When Deborah Adler was a student in the School of Visual Arts Designer as Author MFA program › 132, her 2002 thesis project—a reaction to her grandmother accidentally taking her grandfather’s pills—laid the blueprint for Target’s innovative ClearRX prescription bottle and redesigned communication system, launched in 2005. Through a partnership with Target and collaboration with Milton Glaser › 170, Deborah managed to address a half-century-old problem. The new amber-colored prescription bottle sits firmly on its cap. Each family member is assigned a band color that identifies his or her bottles. Labels clearly show the medication name on top, followed by dosage instructions, doctor information, and refill options, while the back features clear warning icons. A card with additional patient information is tucked behind the back label. To sweeten Deborah’s contribution to thousands of users, Target offers cherry or grape flavoring.
Since its inception in the early 1900s and the opening of its flagship store on Manhattan’s Fifth Avenue in 1924, Saks Fifth Avenue has stood for high-end quality, elegance, and fashion. Throughout its history, many designers and typographers, including Frederic W. Goudy, Alexey Brodovitch › 143, Erik Nitsche › 148, Tom Carnase, and Massimo Vignelli › 160, have been involved in Saks’s advertising and design, yet an iconic identity or cultural marker like Tiffany & Co.’s › 306 blue or Burberry’s check pattern have eluded it. In 2004, Saks commissioned Pentagram › 162 partner Michael Bierut › 203 to design a new logo and overarching identity that could be applied to their numerous packaging needs, from shopping bags to boxes of various sizes.
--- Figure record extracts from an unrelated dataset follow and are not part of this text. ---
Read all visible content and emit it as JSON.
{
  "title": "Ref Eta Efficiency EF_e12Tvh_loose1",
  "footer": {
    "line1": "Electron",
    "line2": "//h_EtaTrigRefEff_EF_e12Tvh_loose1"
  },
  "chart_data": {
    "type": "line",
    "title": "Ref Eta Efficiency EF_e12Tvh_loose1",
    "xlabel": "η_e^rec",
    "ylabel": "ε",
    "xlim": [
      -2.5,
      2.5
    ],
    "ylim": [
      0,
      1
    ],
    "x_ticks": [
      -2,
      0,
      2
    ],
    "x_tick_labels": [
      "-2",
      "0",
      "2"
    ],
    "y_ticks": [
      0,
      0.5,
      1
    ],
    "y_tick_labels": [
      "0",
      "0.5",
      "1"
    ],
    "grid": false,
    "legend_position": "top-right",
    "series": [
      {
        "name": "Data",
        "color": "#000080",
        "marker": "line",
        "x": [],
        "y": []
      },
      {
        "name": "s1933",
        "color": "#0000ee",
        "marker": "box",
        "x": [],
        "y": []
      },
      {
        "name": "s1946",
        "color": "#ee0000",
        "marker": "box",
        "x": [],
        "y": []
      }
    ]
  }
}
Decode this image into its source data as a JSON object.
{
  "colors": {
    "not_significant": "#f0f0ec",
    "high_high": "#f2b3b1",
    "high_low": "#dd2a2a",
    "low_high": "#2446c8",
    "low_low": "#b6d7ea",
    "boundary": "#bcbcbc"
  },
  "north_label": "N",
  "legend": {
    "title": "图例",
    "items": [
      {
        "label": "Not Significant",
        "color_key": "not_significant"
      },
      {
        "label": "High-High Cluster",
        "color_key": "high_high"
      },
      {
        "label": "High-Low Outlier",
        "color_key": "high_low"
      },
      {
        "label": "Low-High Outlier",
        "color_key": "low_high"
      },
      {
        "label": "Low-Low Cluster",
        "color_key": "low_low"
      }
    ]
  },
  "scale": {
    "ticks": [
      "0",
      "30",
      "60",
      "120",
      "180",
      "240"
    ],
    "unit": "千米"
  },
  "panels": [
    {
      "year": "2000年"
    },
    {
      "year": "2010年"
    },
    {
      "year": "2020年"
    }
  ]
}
Going through the logo history of Saks, Bierut noted that it has often employed script lettering, and a 1973 version lettered by Tom Carnase caught his attention.
Bierut worked with type and logo designer Joe Finocchiaro to update Carnase’s logo with more slender lines. He then placed the new white lettering within a black square, cropping off its edges, and proceeded to slice it into 64 smaller squares that could be configured in, literally, hundreds of millions of configurations. The logo itself remains intact and appears throughout the identity, but the endless combinations of little black and white squares are giddily applied to every conceivable packaging surface. The result is an extremely mutable identity that remains consistent in its color and texture. Now consumers proudly flaunt their purchases iniconic Saks Fifth Avenue shopping bags.